Editorial: Hotel California

You can check out anytime you want but you can never leave – so go some of the lyrics to one of the world's most famous songs, Hotel California, by legendary 70s supergroup The Eagles, and it seems this week it can be equally applied to the print industry with the news that two of the industry's heavyweights – Bob McMillan and Andrew Price – are back in the fray.

McMillan isn't strictly back in, he doesn't own a printing company, he is just a financier of Sydney Allen which apparently needed some financing, something it now has through the McMillan Investment business. The company is moving into his old print factory, but McMillan is not a director of the business.

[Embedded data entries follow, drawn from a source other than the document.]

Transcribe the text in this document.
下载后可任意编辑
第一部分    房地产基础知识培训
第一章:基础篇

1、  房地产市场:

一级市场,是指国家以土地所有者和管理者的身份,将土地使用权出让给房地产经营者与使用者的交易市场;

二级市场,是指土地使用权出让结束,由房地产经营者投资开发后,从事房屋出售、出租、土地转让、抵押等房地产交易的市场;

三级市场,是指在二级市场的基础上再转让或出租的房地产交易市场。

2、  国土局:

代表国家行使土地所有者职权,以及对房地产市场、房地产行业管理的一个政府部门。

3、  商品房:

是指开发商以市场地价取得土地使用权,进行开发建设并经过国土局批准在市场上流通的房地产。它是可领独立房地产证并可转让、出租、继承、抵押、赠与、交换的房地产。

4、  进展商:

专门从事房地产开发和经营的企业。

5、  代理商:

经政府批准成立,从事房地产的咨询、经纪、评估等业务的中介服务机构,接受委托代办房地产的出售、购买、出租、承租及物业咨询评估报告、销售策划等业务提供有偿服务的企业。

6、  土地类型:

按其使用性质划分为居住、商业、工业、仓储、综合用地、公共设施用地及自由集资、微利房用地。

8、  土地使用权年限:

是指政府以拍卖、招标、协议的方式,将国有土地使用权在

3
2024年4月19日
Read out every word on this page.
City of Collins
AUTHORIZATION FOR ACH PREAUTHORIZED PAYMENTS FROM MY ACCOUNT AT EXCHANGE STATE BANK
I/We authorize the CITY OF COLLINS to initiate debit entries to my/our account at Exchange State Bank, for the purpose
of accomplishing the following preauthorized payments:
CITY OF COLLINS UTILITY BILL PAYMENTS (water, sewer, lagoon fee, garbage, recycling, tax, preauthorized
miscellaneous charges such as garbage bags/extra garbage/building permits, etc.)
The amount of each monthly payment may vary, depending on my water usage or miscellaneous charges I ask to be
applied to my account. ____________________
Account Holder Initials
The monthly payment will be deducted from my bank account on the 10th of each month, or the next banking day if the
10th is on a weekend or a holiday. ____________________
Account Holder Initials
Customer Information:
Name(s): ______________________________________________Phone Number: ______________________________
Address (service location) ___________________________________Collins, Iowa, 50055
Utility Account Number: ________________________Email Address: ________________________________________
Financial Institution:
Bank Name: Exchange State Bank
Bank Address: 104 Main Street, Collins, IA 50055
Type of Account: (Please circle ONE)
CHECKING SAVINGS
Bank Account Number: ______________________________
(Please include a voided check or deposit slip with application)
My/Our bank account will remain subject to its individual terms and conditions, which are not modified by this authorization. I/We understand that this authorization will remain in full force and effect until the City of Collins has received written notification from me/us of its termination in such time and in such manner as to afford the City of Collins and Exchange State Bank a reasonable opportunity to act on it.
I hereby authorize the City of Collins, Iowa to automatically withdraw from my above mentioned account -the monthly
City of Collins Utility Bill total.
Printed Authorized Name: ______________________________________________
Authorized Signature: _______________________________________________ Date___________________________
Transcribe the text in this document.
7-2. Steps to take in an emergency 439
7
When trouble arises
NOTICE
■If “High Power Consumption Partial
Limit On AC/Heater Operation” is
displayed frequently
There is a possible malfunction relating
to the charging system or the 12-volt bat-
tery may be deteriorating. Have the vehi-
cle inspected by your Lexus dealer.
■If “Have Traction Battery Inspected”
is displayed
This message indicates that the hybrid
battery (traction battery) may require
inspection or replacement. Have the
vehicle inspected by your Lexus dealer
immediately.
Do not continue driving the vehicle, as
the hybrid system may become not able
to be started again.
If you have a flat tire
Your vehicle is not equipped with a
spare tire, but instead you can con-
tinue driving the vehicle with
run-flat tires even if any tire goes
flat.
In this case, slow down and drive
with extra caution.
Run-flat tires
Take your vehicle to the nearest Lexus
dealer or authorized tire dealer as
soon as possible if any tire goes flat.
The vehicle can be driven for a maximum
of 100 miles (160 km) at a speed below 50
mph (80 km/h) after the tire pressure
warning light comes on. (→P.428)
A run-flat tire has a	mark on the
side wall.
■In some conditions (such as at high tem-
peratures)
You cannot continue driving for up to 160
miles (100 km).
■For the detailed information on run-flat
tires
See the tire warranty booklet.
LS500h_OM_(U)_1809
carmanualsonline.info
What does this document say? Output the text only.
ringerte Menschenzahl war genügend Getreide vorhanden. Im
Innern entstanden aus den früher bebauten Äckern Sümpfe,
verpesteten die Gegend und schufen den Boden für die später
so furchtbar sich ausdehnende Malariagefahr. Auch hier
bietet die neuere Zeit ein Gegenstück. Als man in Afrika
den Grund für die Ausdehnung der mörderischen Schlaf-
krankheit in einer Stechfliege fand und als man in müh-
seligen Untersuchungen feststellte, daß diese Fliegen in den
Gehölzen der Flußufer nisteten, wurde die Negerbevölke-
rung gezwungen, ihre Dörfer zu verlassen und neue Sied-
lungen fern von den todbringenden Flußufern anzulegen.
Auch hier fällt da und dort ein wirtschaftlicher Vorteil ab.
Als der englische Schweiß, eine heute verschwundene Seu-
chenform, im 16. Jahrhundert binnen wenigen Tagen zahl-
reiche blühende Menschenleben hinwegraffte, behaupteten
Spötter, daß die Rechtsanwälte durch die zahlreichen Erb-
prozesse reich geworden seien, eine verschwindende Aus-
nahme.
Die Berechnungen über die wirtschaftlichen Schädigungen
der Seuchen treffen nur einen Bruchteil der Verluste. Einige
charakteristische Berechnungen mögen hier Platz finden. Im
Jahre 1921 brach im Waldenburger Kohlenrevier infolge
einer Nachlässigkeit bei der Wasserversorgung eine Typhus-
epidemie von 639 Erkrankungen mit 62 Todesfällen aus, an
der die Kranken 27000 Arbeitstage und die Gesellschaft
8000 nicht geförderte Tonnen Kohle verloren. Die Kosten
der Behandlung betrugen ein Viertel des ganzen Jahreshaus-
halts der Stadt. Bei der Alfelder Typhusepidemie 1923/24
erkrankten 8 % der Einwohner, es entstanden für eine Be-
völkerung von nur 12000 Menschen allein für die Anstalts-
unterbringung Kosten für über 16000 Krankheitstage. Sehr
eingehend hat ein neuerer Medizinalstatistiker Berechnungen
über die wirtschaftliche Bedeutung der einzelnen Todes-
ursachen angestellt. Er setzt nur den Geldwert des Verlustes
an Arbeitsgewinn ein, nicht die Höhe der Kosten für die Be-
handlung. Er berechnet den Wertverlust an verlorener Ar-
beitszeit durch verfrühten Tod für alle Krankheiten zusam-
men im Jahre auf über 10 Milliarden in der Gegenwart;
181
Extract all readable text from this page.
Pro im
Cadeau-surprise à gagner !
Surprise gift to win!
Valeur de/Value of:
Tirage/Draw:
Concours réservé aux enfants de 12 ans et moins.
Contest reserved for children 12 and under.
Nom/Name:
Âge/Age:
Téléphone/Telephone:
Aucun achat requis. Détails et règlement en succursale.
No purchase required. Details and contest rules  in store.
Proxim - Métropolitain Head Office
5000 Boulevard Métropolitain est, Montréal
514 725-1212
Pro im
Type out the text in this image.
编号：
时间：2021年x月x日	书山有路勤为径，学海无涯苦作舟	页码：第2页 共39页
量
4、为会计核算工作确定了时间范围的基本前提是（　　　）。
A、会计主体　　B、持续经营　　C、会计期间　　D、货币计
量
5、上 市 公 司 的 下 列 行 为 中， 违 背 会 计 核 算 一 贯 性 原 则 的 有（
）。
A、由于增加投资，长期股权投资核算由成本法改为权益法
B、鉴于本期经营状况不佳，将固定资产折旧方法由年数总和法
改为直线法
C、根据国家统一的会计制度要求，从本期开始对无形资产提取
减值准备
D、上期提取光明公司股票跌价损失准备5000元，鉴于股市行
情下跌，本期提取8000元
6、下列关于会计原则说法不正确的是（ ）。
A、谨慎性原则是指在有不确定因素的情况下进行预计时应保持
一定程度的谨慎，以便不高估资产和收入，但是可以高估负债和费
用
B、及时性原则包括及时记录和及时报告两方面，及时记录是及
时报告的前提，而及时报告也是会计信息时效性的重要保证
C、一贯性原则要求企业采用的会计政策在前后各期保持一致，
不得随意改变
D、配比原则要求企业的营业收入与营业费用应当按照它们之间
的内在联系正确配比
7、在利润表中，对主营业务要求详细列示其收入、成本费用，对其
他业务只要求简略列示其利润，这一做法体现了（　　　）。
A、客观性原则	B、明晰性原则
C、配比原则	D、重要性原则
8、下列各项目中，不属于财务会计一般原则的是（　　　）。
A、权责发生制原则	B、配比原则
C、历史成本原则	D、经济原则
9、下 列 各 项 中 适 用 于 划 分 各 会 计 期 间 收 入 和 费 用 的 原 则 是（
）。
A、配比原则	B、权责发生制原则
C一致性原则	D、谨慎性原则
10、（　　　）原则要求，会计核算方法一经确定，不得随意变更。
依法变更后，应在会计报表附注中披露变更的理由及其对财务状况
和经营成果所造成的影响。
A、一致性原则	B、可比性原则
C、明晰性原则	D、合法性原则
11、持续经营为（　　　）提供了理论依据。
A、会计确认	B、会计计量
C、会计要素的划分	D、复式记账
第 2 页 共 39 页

Still the fact that he is putting money back into print is a good sign for the industry, he has lots of options for his cash, and knows print as well as anyone.

Andrew Price is back to where he made his name – well, in the same field at least – after a tumultuous tussle with Paperlinx that saw him try to oust the board, then get invited on, then become CEO, to then getting sacked. Price is now head of the Asia Pacific arm of a global print management business, and having successfully built his Stream Solutions business from nothing into this country's biggest print brokers the directors that have now appointed him at HH Global will be looking for strong growth.

Not everyone stays in print of course, there are plenty of former owners and managers that either jumped or were pushed and have never come back, but many do, never leave that is, or leave only to quickly re-appear, and some of those that do leave are constantly angling to get back in. Why, we may ask, as to the outsider print seems like something of a sunset industry?

Well it may indeed have seen better days in terms of making a shekel, but the print industry does retain its dealmaking air, it is fairly easy for anyone to enter, and it is a proper industry, based on machinery and manufacturing, no-one can fail to be impressed by a massive press pumping out pages of perfectly readable products at high speeds, and for those that have been in print for any amount of time there is a strong element of sentimentality there. For all that we complain about print the reality is that this is an industry that provides opportunity and challenge, why would we ever want to leave?